Tag Archives: nonCoding DNA

Maybe there really is junk DNA

Until about 20 years ago, molecular biology was incredibly protein-centric.  Consider the following terms — nonsense codon, noncoding DNA, junk DNA.  All are pejorative and arose from the view that all the genome does is code for protein.  Nonsense codon means one of the 3 termination codons, which tells the ribosome to stop making protein.  Noncoding DNA means not coding for protein (with the implication that DNA not coding for protein isn’t coding for anything).

The term Junk DNA goes back to the 60s, a time of tremendous hubris as the grand biochemical plan of life was being discovered. People were not embarrassed to use the term ‘central dogma’ which was DNA makes RNA makes protein. It therefore came as a shock once we had a better handle on the size of the genome to discover that less than 2% of it coded for protein. Since much of it was made of repetitive sequences it was called junk DNA.

I never bought it, thinking it very dangerous to dismiss as unimportant what you did not understand or could not measure. Probably this was influenced by my experience as an Air Force M.D. ’68 – ’70 during the Vietnam war.

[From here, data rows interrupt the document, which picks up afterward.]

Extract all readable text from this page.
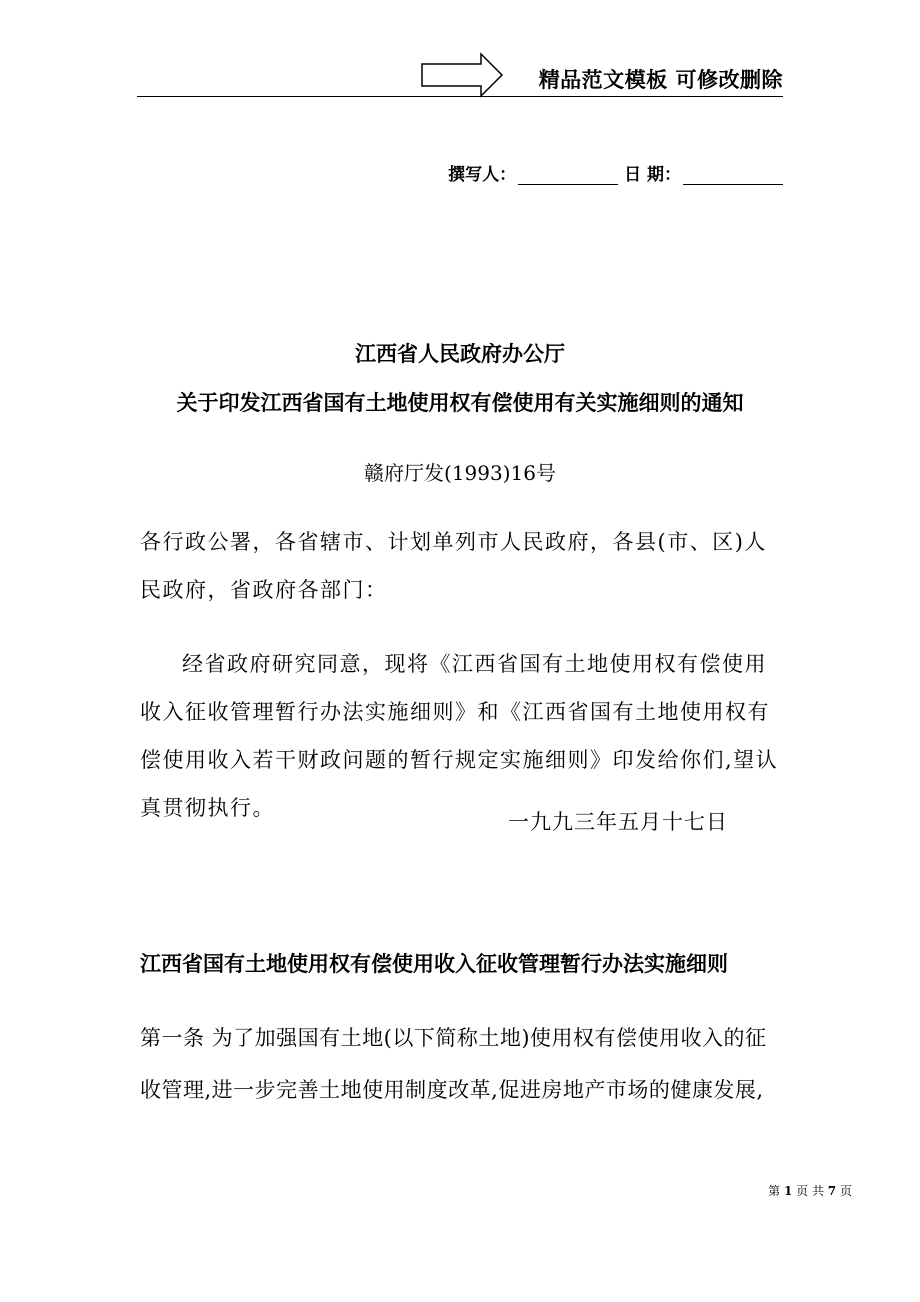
精品范文模板 可修改删除
撰写人：	日 期：
江西省人民政府办公厅
关于印发江西省国有土地使用权有偿使用有关实施细则的通知
赣府厅发(1993)16号
各行政公署，各省辖市、计划单列市人民政府，各县(市、区)人民政府，省政府各部门：
经省政府研究同意，现将《江西省国有土地使用权有偿使用收入征收管理暂行办法实施细则》和《江西省国有土地使用权有偿使用收入若干财政问题的暂行规定实施细则》印发给你们,望认真贯彻执行。
一九九三年五月十七日
江西省国有土地使用权有偿使用收入征收管理暂行办法实施细则
第一条 为了加强国有土地(以下简称土地)使用权有偿使用收入的征收管理,进一步完善土地使用制度改革,促进房地产市场的健康发展,
第 1 页 共 7 页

But now comes a sure to be contentious but well reasoned paper arguing that junk DNA does exist, even though it is occasionally transcribed [ Cell vol. 183 pp. 1151 – 1161 ’20 ]. The paper discusses all RNAs in the cell not part of the ribosome, or small nucleolar RNAs (snoRNAs) or microRNAs.

They note that no enzyme is perfect acting on only the substrate we think evolution optimized it for — they call this promiscuous behavior. So a transcription factor which binds to a particular promoter sequence will also bind to near miss sequence. Moreover such near misses are constantly being generated in our genome by random mutation. This is why they think that the ENCODE (ENCyopedia Of Dna Elements) found that the entire genome is transcribed into RNA. The implication made by many is that this must be functional.

However many random pieces of DNA can activate transcription [ Genes Dev. vol. 30 pp. 1895 – 1907 ’16 ] producing what the authors call transcriptional noise.

There is evidence that the cell has evolved a way to stop some of this. U1 snRNP recognizes the 5′ splice site motif. It is present in nuclei at an order of magnitude higher than other spliceosomal subcomplexes, so it monitors for RNAs which have a 5′ splice site motif but which lack the 3′ splice site. These RNAs are subsequently destroyed, never making it out of the nucleus.

They think the primary function of lncRNA is chromatin remodeling affecting gene expression — this is certainly true of XIST which silences one of the two X chromosomes females carry.

There is a lot more very technical molecular biology and close reasoning in the paper, but this should be enough to whet your interest. It is well worth reading. Probably, like me, you’ll be mentally arguing with the authors as you read it, but that’s the sign of a good paper.

Now for a question which has always puzzled me. Consider the leprosy organism. It’s a mycobacterium (like the organism causing TB), but because it essentially is confined to man, and lives inside humans for most of its existence, it has jettisoned large parts of its genome, first by throwing about 1/3 of it out (the genome is 1/3 smaller than TB from which it is thought to have diverged 66 million years ago), and second by mutation of many of its genes so protein can no longer be made from them. Why throw out all that DNA? The short answer is that it is metabolically expensive to produce and maintain DNA that you’re not using

If you want a few numbers here they are:
Genome of M. TB 4,441,529 nucleotides
Genome of M. Leprae 3,268,203 nucleotides

Clearly microorganisms are under high selective pressure, and the paper says that humans are under almost none, but it seems to me that multicellular organisms would have found a way to get rid of DNA it doesn’t need.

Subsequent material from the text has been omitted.